Castlevania: Lords Of Shadow review – Kojima-influenced reboot topples even the mighty Kratos
I’m only going to mention God Of War once. And that’s to say that this is better. More surprises, greater variety, satisfying combat and the sense that it never stops trying to impress you. It’s the kind of experience where you look back on early levels and can’t believe they were in the same game because they feel like a lifetime ago. In terms of the story, progression and changing settings, this is more on par with Uncharted 2 than the efforts of the tall, bald and angry one.
Castlevania: Lords Of Shadow review
It all starts with killing, and it doesn’t really stop. Early on, plot is happily skipped over to keep the action coming thick and fast. Monsters are sliced. There are chases, breathtaking views and soaring music. It doesn’t matter that you don’t know much about what’s going on. Like a movie that refuses to get to the titles until it’s blown up at least one helicopter, you’re instantly hooked and along for the ride.
Where you’re going is explained later, but by then you’re knee-deep in werewolf guts and hours into honing your fighting skills. All you need to know is that hero Gabriel’s wife is dead, he’s really angry and he’s set out to do something about it. Something nasty.

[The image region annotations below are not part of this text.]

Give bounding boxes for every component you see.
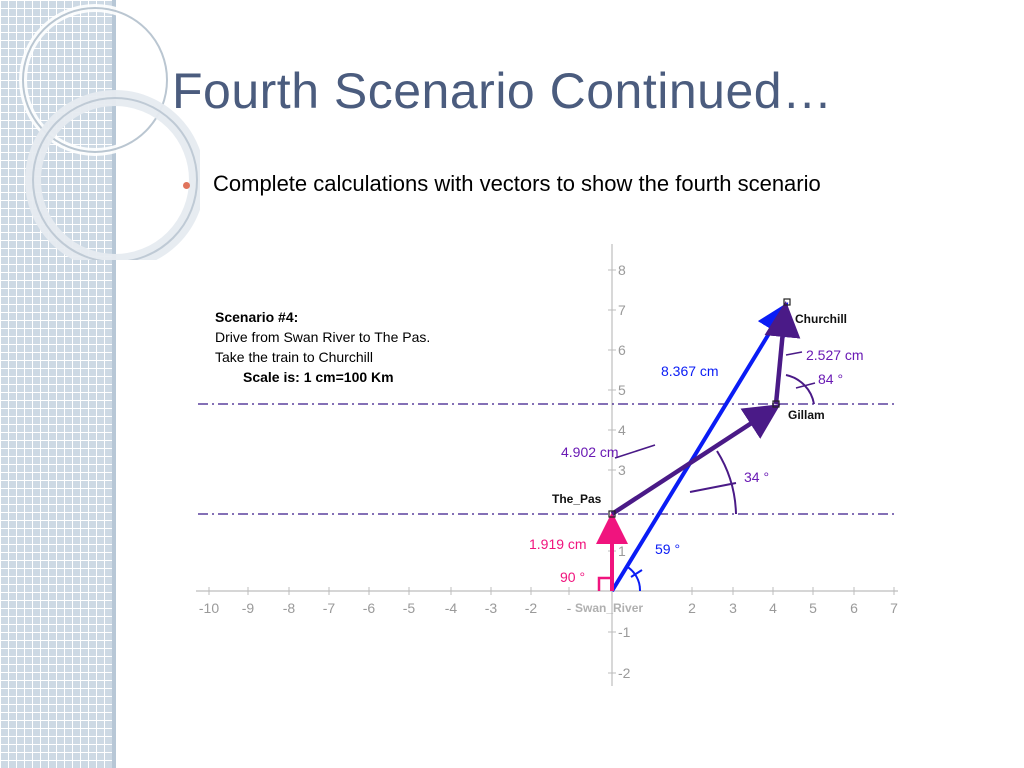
angle-arc-84: [785, 374, 815, 405]
dimension-tick-v2: [614, 444, 656, 459]
y-tick-label: 7: [618, 302, 626, 318]
point-the-pas: [608, 510, 616, 518]
decorative-rings: [19, 4, 200, 260]
bullet-icon: [183, 182, 190, 189]
axes: [196, 244, 898, 686]
dimension-tick-resultant: [690, 425, 702, 432]
point-churchill: [783, 298, 791, 306]
label-churchill: Churchill: [795, 312, 847, 326]
x-tick-label: -2: [525, 600, 538, 616]
x-tick-label: -5: [403, 600, 416, 616]
point-gillam: [772, 400, 780, 408]
label-v1-length: 1.919 cm: [529, 536, 587, 552]
x-tick-label: -3: [485, 600, 498, 616]
x-tick-label: 5: [809, 600, 817, 616]
y-tick-label: 6: [618, 342, 626, 358]
y-tick-label: 1: [618, 543, 626, 559]
x-tick-label: -8: [283, 600, 296, 616]
right-angle-mark: [597, 576, 611, 591]
vector-gillam-to-churchill: [764, 301, 801, 405]
y-tick-label: 5: [618, 382, 626, 398]
scenario-line-1: Drive from Swan River to The Pas.: [215, 329, 431, 345]
label-resultant-angle: 59 °: [655, 541, 680, 557]
scenario-title: Scenario #4:: [215, 309, 299, 325]
label-swan-river: Swan_River: [575, 601, 643, 615]
bullet-text: Complete calculations with vectors to sh…: [213, 171, 821, 196]
x-tick-label: -9: [242, 600, 255, 616]
x-tick-label: 2: [688, 600, 696, 616]
label-resultant-length: 8.367 cm: [661, 363, 719, 379]
label-v2-length: 4.902 cm: [561, 444, 619, 460]
label-v1-angle: 90 °: [560, 569, 585, 585]
x-tick-label: 3: [729, 600, 737, 616]
label-v3-length: 2.527 cm: [806, 347, 864, 363]
x-tick-label: -4: [445, 600, 458, 616]
resultant-vector: [610, 302, 789, 593]
y-tick-label: 4: [618, 422, 626, 438]
y-tick-label: -2: [618, 665, 631, 681]
x-tick-label: -: [567, 600, 572, 616]
angle-tick-34: [689, 482, 737, 493]
angle-tick-84: [795, 382, 816, 389]
label-v2-angle: 34 °: [744, 469, 769, 485]
dimension-tick-v3: [785, 351, 803, 356]
label-the-pas: The_Pas: [552, 492, 602, 506]
label-v3-angle: 84 °: [818, 371, 843, 387]
x-axis-ticks: -10 -9 -8 -7 -6 -5 -4 -3 -2-2 3 4 5 6 7: [199, 587, 898, 616]
slide-title: Fourth Scenario Continued…: [172, 63, 833, 119]
y-tick-label: 3: [618, 462, 626, 478]
x-tick-label: 6: [850, 600, 858, 616]
x-tick-label: -7: [323, 600, 336, 616]
x-tick-label: 4: [769, 600, 777, 616]
scenario-note: Scenario #4: Drive from Swan River to Th…: [215, 307, 430, 387]
angle-tick-59: [630, 569, 643, 578]
angle-arc-34: [716, 450, 737, 515]
scenario-line-2: Take the train to Churchill: [215, 349, 373, 365]
x-tick-label: -6: [363, 600, 376, 616]
label-gillam: Gillam: [788, 408, 825, 422]
x-tick-label: 7: [890, 600, 898, 616]
y-axis-ticks: 8 7 6 5 4 3 1 -1 -2: [608, 262, 631, 681]
scenario-scale: Scale is: 1 cm=100 Km: [243, 369, 394, 385]
y-tick-label: -1: [618, 624, 631, 640]
x-tick-label: -10: [199, 600, 219, 616]
angle-arc-59: [625, 565, 642, 592]
y-tick-label: 8: [618, 262, 626, 278]
sidebar-edge: [112, 0, 116, 768]
vector-the-pas-to-gillam: [610, 404, 781, 516]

The core of the game, then, is fighting. Swirly, slashy violence using the Combat Cross – a long, spiky chain whip that arcs around you. To start with that’s all you get, plus some throwing knives, a dodge and a block. It simple, but that’s because it’s there to teach you the basics. Perfecting these is a pleasure in its own right as you learn to dive clear of attacks, unleash your own on some hapless monster and time blocks to stun enemies.
But it doesn’t stop there. Throughout the game you’re given light magic to replenish health as you attack, shadow magic to power up blows, a glove for punching, the grenade-like holy water and more. All these weapons can be manipulated by using different types of magic – knives thrown with shadow magic explode, and holy water used with light magic creates a protective shield.

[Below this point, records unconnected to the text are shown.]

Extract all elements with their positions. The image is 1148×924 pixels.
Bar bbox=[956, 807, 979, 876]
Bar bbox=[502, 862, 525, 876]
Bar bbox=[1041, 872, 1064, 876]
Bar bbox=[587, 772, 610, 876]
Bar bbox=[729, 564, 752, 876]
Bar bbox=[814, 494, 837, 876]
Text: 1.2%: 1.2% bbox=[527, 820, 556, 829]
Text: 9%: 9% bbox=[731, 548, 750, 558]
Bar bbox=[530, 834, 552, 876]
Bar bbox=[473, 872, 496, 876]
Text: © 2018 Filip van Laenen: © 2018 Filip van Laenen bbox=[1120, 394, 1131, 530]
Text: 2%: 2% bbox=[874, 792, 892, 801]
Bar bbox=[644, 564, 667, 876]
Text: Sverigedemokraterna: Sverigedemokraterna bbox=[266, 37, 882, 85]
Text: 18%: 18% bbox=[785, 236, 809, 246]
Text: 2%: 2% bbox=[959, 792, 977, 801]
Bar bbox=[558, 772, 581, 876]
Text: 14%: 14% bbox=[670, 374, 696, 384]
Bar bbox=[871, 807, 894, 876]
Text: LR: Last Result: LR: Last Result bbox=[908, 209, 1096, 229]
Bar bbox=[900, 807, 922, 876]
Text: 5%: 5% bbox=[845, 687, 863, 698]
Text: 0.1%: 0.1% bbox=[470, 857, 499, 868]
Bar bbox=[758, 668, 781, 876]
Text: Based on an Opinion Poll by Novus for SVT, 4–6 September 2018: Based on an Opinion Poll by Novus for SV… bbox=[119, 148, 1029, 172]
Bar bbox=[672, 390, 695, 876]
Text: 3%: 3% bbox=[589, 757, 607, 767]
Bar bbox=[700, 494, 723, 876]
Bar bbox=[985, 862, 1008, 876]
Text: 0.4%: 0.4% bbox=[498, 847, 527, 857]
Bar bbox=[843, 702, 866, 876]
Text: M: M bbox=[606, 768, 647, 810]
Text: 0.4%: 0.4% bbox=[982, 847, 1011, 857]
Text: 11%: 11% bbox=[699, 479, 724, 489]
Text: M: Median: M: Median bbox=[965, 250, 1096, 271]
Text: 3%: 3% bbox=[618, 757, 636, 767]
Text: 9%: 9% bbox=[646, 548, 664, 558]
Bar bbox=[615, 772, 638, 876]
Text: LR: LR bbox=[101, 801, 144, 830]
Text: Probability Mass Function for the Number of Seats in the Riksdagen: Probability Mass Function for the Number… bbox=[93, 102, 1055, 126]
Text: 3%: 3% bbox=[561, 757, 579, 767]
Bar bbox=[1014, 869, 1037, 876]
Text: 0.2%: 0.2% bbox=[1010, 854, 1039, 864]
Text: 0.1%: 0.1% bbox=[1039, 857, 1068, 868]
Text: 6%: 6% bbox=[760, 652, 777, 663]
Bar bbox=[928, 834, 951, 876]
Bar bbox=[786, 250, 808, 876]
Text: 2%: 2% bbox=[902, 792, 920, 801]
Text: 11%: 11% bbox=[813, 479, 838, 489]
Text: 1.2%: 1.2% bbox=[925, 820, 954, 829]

Combos change too, so not only do you unlock moves as you play, you also find new ways to use them against increasingly dangerous enemies. It approaches an RPG-like level of strategy as you face monsters and work out the best way of ripping them into chunks.
And if that was it, you’d have a pretty good fighting game in its own right. But Castlevania constantly finds new ways to keep you clutching your DualShock. It starts with a few titan battles – huge Shadow Of The Colossus-style creatures that you have to clamber up in order to kill.
They feel like massive set-pieces, and are hugely satisfying when you finally down them, but they’re small potatoes in the grand scheme of Castlevania. Small potatoes that crush entire villages underfoot, admittedly, but there are more impressive and angrier things to come.